Isabel, con la mano già sulla maniglia, lascia la presa e si volta. “Sei proprio uno stronzo.” 

“Sì, me lo dicono in tanti. Di solito però non hanno le chiavi di casa mia.” 

Isabel incrocia le braccia al petto, “Perché sono qui, Aureliano? Perché non sono a casa mia? Davvero.”

‘Perché sto nudo e bagnato in una cazzo di pozza, Aurelià?’ gli aveva chiesto Spadino e Aureliano non sa rispondere a nessuna delle due domande, perché Aureliano agisce e basta e gli altri lo seguono convinti che lui sappia quello che sta facendo. 

Ma non sa un cazzo. 

“Perché tutti quelli che incontro, poi gli rovino la vita.” 

Ha iniziato ammazzando sua madre nel venire al mondo e non ha più smesso. Persino l’occhio nero di Isabel in qualche modo è colpa sua - che se non l’avesse mai incontrato nemmeno avrebbe voluto smettere e poi ricominciare solo per piantare in asso un cliente. È una ginnastica mentale notevole, ma in qualche modo Aureliano riesce a rigirarla abbastanza da sentirsi in dovere di andare a vendicare quel lividi. 

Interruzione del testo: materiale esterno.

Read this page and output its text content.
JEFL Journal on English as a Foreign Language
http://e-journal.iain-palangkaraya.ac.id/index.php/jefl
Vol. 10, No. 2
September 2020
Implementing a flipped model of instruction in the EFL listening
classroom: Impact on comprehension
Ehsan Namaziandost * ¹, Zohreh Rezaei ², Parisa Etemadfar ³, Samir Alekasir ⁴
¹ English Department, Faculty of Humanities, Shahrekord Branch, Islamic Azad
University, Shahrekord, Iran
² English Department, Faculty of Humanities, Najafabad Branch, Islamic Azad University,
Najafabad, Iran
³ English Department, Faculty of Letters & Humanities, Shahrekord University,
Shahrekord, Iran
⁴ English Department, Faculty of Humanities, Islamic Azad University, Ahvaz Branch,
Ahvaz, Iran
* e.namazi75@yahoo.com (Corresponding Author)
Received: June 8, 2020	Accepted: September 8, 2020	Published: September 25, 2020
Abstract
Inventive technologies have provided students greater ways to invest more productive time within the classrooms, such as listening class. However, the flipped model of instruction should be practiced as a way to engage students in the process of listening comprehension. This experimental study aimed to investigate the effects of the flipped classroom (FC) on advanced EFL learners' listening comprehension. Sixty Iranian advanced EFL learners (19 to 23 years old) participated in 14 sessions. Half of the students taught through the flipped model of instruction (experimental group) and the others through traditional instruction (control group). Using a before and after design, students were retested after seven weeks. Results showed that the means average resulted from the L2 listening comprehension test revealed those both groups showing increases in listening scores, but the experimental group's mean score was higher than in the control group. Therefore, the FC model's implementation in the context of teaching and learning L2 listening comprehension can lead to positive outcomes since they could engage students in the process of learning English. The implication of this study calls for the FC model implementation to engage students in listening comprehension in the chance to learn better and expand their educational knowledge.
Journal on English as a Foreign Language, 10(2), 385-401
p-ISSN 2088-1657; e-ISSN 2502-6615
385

Isabel si lascia scappare un tsk, incredulo e sbigottito, quasi l’avesse presa per una battuta, “adesso stai dicendo cazzate.” 

“Sei te che non sai un cazzo.” 

E come potrebbe, lei non sa di Livia, del fatto che è un’Alpha e che ha dovuto proteggerlo da sempre, dal fatto che gli ha quasi dato il Morso - si è quasi legata a lui, ha quasi rinunciato al proprio futuro, - solo per renderlo normale ed evitargli quella schifezza di ormoni che ora non funzionano nemmeno più. 

E poi non sa di Spadino, che non è più contento di fare da galoppino al fratello, che vuole sputargli in faccia alla famiglia e dimostrare di potercela fare da solo ed è tutta colpa di Aureliano, che è stato lui a radunarli ad Ostia e convincerli che si poteva fare, la loro piccola società per fregare Samurai. 

Non sa di Spadino che lo ha baciato e che è disposto a lasciare la sua famiglia. Per Aureliano. Che cazzo di casino. 

“E allora dimmele le cose, così le so. Dimmi di ‘sta persona che ti sta mandando in tilt gli ormoni e il cervello.”  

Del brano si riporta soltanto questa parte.